Biden announced an extension of both measures through the end of September. Like the eviction moratorium, the president could follow up with a more direct relief measure. Biden spoke on the campaign trail about canceling $10,000 in student debt, per borrower, and still seems inclined to make that happen. For the time being, Biden extends loan forbearance and is considering forgiveness.
Following his initial flurry in office, President Biden signed additional orders on January 22nd, mostly designed to provide aid to low-income families and individuals. Biden plans to tackle food insecurity by boosting SNAP benefits by 15 percent through June. In addition, he’s calling for a 15 percent boost to a CARES Act policy of paying low-income families who depended on in-person schooling for affordable lunches.
As a candidate, Biden called for the minimum wage to be raised to $15/hour.
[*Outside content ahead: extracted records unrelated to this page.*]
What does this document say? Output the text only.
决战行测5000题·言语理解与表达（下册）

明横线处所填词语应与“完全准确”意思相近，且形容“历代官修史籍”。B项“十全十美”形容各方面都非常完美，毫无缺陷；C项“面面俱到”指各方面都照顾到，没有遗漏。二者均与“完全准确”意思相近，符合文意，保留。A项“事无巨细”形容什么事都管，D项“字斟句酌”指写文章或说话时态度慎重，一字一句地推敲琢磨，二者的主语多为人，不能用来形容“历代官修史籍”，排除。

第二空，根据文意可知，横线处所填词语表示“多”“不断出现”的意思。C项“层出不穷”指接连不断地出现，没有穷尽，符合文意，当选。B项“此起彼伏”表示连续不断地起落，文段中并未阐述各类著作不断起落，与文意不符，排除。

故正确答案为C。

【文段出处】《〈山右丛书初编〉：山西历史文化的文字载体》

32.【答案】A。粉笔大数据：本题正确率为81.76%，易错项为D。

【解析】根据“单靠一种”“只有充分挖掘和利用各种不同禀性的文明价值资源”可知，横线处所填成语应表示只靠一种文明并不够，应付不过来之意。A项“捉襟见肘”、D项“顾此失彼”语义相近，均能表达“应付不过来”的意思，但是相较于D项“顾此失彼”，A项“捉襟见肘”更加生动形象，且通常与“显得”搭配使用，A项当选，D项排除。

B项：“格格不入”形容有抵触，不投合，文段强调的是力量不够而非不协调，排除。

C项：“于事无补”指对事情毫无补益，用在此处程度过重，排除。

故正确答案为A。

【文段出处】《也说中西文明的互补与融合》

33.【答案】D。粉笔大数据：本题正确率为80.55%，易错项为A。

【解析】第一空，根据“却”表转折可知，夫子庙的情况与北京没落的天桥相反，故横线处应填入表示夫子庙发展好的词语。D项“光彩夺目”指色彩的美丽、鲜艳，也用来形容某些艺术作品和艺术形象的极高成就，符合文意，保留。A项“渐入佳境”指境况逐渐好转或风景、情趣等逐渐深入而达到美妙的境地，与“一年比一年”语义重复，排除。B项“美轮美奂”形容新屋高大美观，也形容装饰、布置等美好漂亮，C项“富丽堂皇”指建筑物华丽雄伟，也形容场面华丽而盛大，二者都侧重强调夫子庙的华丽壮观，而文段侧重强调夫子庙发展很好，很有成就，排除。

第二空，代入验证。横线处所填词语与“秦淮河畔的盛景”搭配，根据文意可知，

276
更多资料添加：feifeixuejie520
Another EO he signed on Friday could be the first step toward a boosted federal min. The order will allow Biden to boost wages for federal employees and contractors to $15.
While this only impacts a handful of people now, it could set the stage for a nationwide minimum wage. Tens of millions would see an immediate boost in their income, but millions of jobs could be lost as well. The minimum wage debate will be one of the most interesting of Biden’s presidency, and he started the fight in his first week.
As mentioned above, Biden announced the U.S. would be rejoining the Paris Climate Agreement. The treaty serves as a global framework on battling climate change, and Biden plans to be a very eco-conscious leader. While this isn’t tied to your money directly, Biden hopes that his environmental policy will help spur economic development across the country. It’s clear that environmentalism will be a priority for this administration, and whether the economy enjoys a boost will be something to watch for.